Just a couple of days back, the state media announced closing of all the 14 temporary hospitals meant to treat COVID 19 patients.
This was possible because of the reckless speed and aggressive approach with which they reacted to the rapidly developing situation – hospitals were erected from ground up in a matter of days and not weeks, healthcare resources were immediately mobilized for proper screening and treatment for free, cities were locked down and technology was leveraged to track down the 80, 000 plus cases.
Using similar measures nearby southeast Asian nations of Taiwan, Hong Kong, South Korea and Singapore have managed to blunt the impact of the coronavirus as well.
But what happens when normal life resumes with people stepping out again for work and other things?
We don’t have an answer again. As of now China is carefully monitoring the situation to see if people can be allowed out once again without any restrictions.
Meanwhile, Singapore, Taiwan and Hong Kong are already witnessing a second wave of coronavirus infection and most of the cases are imported from other nations through travellers.
And this brings us to the biggest challenge – the unpredictability of it all.
While China was the epicentre of the virus initially, it’s Europe now.
Italy, a country that sees millions of tourists every year, has been the worst affected in Europe. Despite a severe lockdown – a step that came a tad too late, allowing the virus to spread in the first few weeks – and a highly developed healthcare system the nation is unable to cope. More than 35000 have been infected and death toll has crossed that of highly populous China. Hospitals and makeshift care centres have been overwhelmed and authorities fear they may not have room for more patients soon enough.

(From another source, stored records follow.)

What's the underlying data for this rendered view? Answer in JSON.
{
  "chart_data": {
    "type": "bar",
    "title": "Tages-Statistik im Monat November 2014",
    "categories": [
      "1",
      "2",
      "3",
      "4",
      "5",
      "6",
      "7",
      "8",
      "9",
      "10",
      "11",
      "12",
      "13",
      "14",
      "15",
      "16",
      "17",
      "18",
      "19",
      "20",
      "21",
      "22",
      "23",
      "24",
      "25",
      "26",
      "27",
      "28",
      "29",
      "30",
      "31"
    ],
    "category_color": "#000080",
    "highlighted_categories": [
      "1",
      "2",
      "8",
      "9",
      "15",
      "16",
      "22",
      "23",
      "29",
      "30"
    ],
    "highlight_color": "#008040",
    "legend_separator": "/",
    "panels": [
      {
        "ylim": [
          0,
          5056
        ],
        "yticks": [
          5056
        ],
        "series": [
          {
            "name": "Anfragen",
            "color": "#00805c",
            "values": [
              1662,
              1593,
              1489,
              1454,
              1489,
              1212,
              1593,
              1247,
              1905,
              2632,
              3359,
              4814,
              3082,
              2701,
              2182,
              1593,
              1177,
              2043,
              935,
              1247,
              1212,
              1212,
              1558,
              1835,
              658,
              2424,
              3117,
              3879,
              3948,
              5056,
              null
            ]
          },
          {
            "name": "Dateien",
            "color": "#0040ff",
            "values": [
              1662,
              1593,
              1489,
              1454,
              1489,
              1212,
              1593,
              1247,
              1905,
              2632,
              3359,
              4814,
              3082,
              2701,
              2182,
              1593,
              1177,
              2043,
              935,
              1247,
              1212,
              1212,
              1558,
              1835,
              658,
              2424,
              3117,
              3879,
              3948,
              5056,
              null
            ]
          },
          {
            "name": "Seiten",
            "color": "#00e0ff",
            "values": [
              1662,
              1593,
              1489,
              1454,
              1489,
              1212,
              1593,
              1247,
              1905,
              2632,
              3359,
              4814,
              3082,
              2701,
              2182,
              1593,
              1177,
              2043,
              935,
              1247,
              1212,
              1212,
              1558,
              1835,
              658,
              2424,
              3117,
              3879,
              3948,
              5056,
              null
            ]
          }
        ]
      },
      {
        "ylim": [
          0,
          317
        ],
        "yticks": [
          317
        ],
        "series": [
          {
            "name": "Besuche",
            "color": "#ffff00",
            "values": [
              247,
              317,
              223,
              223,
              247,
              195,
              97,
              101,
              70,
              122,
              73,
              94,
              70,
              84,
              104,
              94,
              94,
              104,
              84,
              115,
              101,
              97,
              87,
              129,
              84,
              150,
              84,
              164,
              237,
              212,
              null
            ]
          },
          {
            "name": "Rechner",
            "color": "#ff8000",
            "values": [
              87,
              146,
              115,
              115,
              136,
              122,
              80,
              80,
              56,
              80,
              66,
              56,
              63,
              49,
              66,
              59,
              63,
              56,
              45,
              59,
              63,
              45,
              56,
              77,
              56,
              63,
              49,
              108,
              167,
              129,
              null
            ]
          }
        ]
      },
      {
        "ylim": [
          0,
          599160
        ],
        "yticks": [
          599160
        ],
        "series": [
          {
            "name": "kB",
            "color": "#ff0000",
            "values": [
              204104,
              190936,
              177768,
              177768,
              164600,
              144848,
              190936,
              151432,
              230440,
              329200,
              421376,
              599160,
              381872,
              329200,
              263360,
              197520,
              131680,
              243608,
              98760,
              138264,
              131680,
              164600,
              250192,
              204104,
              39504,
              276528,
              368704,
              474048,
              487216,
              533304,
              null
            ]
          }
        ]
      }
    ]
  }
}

The rest of Europe and North America seem to be getting there too and are worried sick because of limited stock of equipment to handle COVID 19 patients.
With developed European and North American nations fearing their services would be at a breaking point, one cannot help but wonder what coronavirus would do to the densely populated developing and underdeveloped nations like India having patchy healthcare systems and limited budget.
Lockdowns and curfews can only be a stopgap. The need of the hour is an effective cure for the disease.
And scientists the world over are already racing against time to develop one. From a failed Ebola drug to influenza and malaria drugs, they are testing almost everything. However, things are still in the early stages with no guaranteed results.
The holy grail called vaccine could still be more than a year away. Around 35 companies and academic institutions are working on it and a biotech firm in Boston is very close to testing one on humans. This speedy trial has been possible due to China’s successful sequencing of the genetic material of the virus and sharing it with the rest of the world in early January itself. This allowed researchers to grow the virus and study its effects on human body.
Despite it, it could take time for a new vaccine to be formally approved and launched as the process is involved requiring several rounds of trials.
Till then, we are left with no choice but to act responsibly and pray this nightmare doesn’t last for long.